A practical introduction to statistical programming focusing on the R programming language. Students will engage with the programming challenges inherent in the various stages of modern statistical analyses including everything from data collection/aggregation/cleaning to visualization and exploratory analysis to statistical model building and evaluation. This course places an emphasis on modern approaches/best practices for programming including: source control, collaborative coding, literate and reproducible programming, and distributed and multicore computing.
Zoom links for all meetings and their recordings can be found in Sakai.
In-person: Old Chemistry 116, Wed and Fri 10:15am - 11:30am
Virtual: Wed and Fri 10:15am - 11:30am
- Virtual: Mon 10:15am - 11:30am
|Wednesday, January 20||Spring semester begins; Drop/Add continues|
|Tuesday, February 2||Drop/Add ends|
|Wednesday, March 10||No class held|
|Wednesday, March 24||Last day to withdraw with W from class (undergraduates only)|
|Monday, April 12||No class held|
|Friday, April 23||Graduate and undergraduate classes end|
This class is about you doing as opposed to you just watching or listening. In-person and Zoom lectures and labs will be interactive. My role as an instructor is to introduce you to new tools and techniques, but it is up to you to take them and make use of them.
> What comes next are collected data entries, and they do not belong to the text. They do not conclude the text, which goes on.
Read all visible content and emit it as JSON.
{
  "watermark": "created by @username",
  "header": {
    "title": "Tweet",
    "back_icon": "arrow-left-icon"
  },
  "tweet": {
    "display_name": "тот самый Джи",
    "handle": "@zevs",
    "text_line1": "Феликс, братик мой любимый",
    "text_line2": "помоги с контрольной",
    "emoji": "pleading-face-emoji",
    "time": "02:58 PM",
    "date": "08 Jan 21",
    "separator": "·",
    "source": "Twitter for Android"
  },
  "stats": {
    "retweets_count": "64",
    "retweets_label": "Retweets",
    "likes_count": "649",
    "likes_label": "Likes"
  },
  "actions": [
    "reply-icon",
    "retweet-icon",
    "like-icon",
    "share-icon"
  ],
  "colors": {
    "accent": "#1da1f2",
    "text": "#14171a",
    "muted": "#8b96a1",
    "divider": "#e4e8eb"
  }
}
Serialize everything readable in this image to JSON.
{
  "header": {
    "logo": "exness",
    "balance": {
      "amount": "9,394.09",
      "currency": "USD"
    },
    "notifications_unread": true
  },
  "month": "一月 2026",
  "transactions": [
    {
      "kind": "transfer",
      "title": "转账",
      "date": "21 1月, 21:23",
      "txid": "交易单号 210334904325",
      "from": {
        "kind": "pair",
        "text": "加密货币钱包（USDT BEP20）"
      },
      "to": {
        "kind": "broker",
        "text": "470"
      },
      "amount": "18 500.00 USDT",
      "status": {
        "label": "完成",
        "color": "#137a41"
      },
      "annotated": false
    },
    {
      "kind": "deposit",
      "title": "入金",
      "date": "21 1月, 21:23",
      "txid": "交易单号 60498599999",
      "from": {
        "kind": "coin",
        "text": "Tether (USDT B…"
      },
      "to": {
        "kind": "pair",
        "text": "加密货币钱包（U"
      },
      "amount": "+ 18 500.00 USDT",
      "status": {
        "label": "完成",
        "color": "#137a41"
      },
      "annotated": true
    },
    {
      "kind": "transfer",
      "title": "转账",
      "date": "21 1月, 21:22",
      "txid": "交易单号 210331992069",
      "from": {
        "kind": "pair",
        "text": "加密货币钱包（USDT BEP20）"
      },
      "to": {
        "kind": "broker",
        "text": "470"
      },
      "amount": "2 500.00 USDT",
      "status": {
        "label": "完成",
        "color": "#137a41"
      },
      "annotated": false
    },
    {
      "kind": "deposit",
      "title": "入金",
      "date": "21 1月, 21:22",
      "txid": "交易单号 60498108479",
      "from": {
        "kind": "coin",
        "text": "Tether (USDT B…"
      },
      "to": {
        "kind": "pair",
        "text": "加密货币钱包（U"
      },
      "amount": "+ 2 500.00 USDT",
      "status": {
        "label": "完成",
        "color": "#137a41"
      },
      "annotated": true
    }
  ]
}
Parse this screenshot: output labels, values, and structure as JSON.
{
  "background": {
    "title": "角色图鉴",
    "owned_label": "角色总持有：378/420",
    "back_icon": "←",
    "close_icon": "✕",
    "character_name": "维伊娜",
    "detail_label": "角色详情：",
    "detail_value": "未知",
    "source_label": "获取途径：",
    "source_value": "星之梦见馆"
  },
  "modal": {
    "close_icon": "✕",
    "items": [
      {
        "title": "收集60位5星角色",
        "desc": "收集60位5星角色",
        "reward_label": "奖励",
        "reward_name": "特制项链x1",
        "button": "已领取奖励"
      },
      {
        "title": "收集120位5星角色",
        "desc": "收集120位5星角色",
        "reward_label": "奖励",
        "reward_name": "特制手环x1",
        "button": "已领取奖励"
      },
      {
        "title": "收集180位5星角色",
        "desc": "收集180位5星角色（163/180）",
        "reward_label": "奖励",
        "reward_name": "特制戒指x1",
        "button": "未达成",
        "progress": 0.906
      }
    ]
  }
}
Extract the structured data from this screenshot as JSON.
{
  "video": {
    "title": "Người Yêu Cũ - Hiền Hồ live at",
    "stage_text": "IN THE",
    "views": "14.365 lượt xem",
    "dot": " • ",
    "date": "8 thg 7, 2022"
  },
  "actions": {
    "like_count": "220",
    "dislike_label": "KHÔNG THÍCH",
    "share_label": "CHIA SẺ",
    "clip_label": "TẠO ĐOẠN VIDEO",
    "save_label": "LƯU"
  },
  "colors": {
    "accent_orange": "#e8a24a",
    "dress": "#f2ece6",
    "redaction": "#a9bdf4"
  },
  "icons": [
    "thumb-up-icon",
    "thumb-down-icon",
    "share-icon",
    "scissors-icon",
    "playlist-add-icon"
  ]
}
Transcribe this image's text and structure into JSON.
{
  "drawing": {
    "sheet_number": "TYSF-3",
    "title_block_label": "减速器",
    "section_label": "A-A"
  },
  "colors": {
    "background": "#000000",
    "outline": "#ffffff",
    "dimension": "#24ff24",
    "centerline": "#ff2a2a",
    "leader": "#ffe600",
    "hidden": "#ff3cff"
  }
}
If you only read the code and never run it or experiment with it, then you will not get much out of this course. Most lectures will include supplemental resources for you to delve deeper into the topic of discussion. Occasionally, there will be pre-class readings and activities to enrich our lecture and lab experiences.
This course will involve a lot of group work. Functional and diverse teams will initially be constructed based on an introductory survey; these teams will change throughout the semester. You will work in teams for some labs, some homework assignments, and the final project.
Assessments and grades
There will be six homework assignments. Some assignments will be individual, others team-based. For team-based assignments, all team members are expected to contribute equally. It is imperative that each team member has read, run, and understood all code in the files being submitted. An intragroup peer evaluation will be conducted to ensure equal effort and commitment.
Students are expected to make use of the provided private git repository as their central collaborative platform. Commits to this repository will be used as one metric of each team member's contribution to a given assignment.
There will be two take-home exams that are to be completed individually. Details on what is and what is not permitted for each exam will be provided at the time of the exam.
There will be a final team-based project. It will include a written reproducible report that includes your code. You must complete the project in order to pass this course. The project is due April 28, 2021.
Your final grade will be computed based on the following weights.
- Homework: 45%
- Exam 1: 20%
- Exam 2: 20%
- Final Project: 15%
The exact ranges for letter grades may be curved and cutoffs will be determined at the end of the semester. However, if you have a cumulative numerical average of 90 - 100%, you are guaranteed at least an A-, 80 - 89% at least a B-, 70 - 79% at least a C-, and so on.
There are no required textbooks for this course. However, the following are recommended for this course and your future self.
- Advanced R
Wickham, H. (2021). Chapman and Hall/CRC.
- R for Data Science
Grolemund, G., & Wickham, H. (2021). O'Reilly.
- R packages
Wickham, H. (2021). O'Reilly.
R / RStudio
R is a programming language that is especially powerful for data exploration, visualization, and statistical analysis. To interact with R we will primarily be using RStudio, an integrated development environment (IDE), via a browser-based interface, or on your own computer. You will have access to RStudio Pro on the Statistical Science Department's servers.
To access the department RStudio Pro servers, first, connect to Duke's network via VPN. Then, navigate to one of:
If you would like to get R and RStudio on your own computer,
- first, download and install the most up-to-date version of R;
- second, download and install the most up-to-date version of RStudio. You must have R installed before installing RStudio.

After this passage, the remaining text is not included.